On Fri, Nov 28, 2003 at 12:53:29PM -0500, gabriel rosenkoetter wrote:
> On Fri, Nov 28, 2003 at 10:57:21AM -0500, David Shaw wrote:
> > Possibly.  I'm not sure where the 20 came from, but it might have been
> > because the faulty key type is 20 (RSA is 1, DSA is 17, the safe
> > Elgamal is 16).
> 
> Must be. Unfortunately, I've deleted the message I was reading from,
> so...
> 
> > Still, 848 keys is only around 0.04% of all keys on the keyservers.
> 
> Wow. Didn't realize there were that many keys out there. I'd say
> that's a good sign for PGP penetration, but there are probably way
> fewer unique and active users of PGP than that.
> 
> > This is a serious security failure, to be sure, but at the same time,
> > there were a lot of roadblocks placed in front of people using these
> > keys.
> 
> And yet, people did anyway. Do you suppose this was a "I always push
> the button that says don't push this button" reaction, or did people
> really think they were getting something with ElGamal?

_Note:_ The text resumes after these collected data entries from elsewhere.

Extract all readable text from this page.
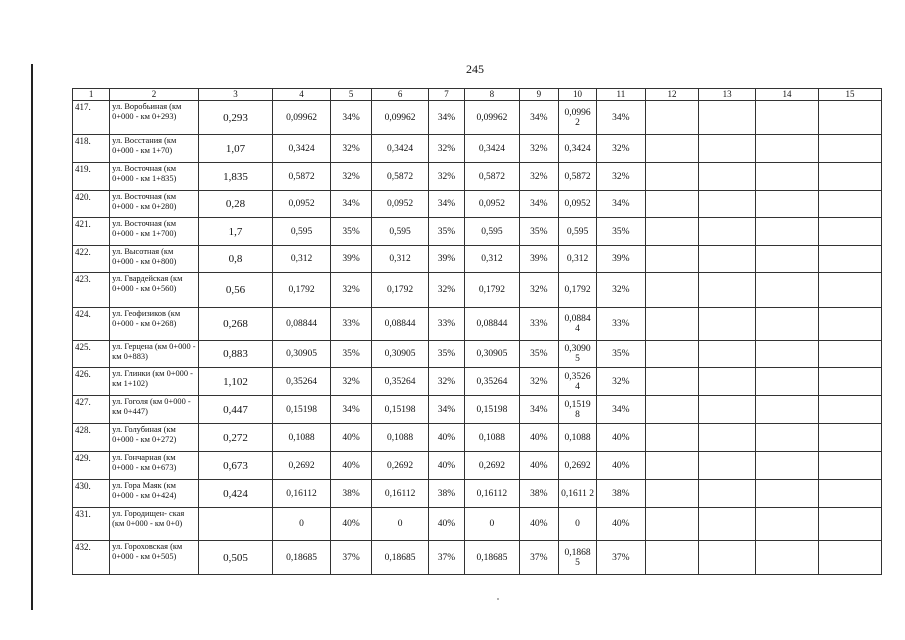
245
1	2	3	4	5	6	7	8	9	10	11	12	13	14	15
417.	ул. Воробьиная (км 0+000 - км 0+293)	0,293	0,09962	34%	0,09962	34%	0,09962	34%	0,0996 2	34%				
418.	ул. Восстания (км 0+000 - км 1+70)	1,07	0,3424	32%	0,3424	32%	0,3424	32%	0,3424	32%				
419.	ул. Восточная (км 0+000 - км 1+835)	1,835	0,5872	32%	0,5872	32%	0,5872	32%	0,5872	32%				
420.	ул. Восточная (км 0+000 - км 0+280)	0,28	0,0952	34%	0,0952	34%	0,0952	34%	0,0952	34%				
421.	ул. Восточная (км 0+000 - км 1+700)	1,7	0,595	35%	0,595	35%	0,595	35%	0,595	35%				
422.	ул. Высотная (км 0+000 - км 0+800)	0,8	0,312	39%	0,312	39%	0,312	39%	0,312	39%				
423.	ул. Гвардейская (км 0+000 - км 0+560)	0,56	0,1792	32%	0,1792	32%	0,1792	32%	0,1792	32%				
424.	ул. Геофизиков (км 0+000 - км 0+268)	0,268	0,08844	33%	0,08844	33%	0,08844	33%	0,0884 4	33%				
425.	ул. Герцена (км 0+000 - км 0+883)	0,883	0,30905	35%	0,30905	35%	0,30905	35%	0,3090 5	35%				
426.	ул. Глинки (км 0+000 - км 1+102)	1,102	0,35264	32%	0,35264	32%	0,35264	32%	0,3526 4	32%				
427.	ул. Гоголя (км 0+000 - км 0+447)	0,447	0,15198	34%	0,15198	34%	0,15198	34%	0,1519 8	34%				
428.	ул. Голубиная (км 0+000 - км 0+272)	0,272	0,1088	40%	0,1088	40%	0,1088	40%	0,1088	40%				
429.	ул. Гончарная (км 0+000 - км 0+673)	0,673	0,2692	40%	0,2692	40%	0,2692	40%	0,2692	40%				
430.	ул. Гора Маяк (км 0+000 - км 0+424)	0,424	0,16112	38%	0,16112	38%	0,16112	38%	0,1611 2	38%				
431.	ул. Городищен- ская (км 0+000 - км 0+0)		0	40%	0	40%	0	40%	0	40%				
432.	ул. Гороховская (км 0+000 - км 0+505)	0,505	0,18685	37%	0,18685	37%	0,18685	37%	0,1868 5	37%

Before the RSA patent expired, Elgamal did give you something: a
non-encumbered signing algorithm that wasn't limited to 1024 bits and
a 160-bit hash.  Since 9/2000, there has been no reason to use it
other than that you might have generated your key before 9/2000.

To be sure, there is always the contingent of people who use Elgamal
because "the government influenced the design of DSA", or "I read
somewhere that RSA was broken", etc.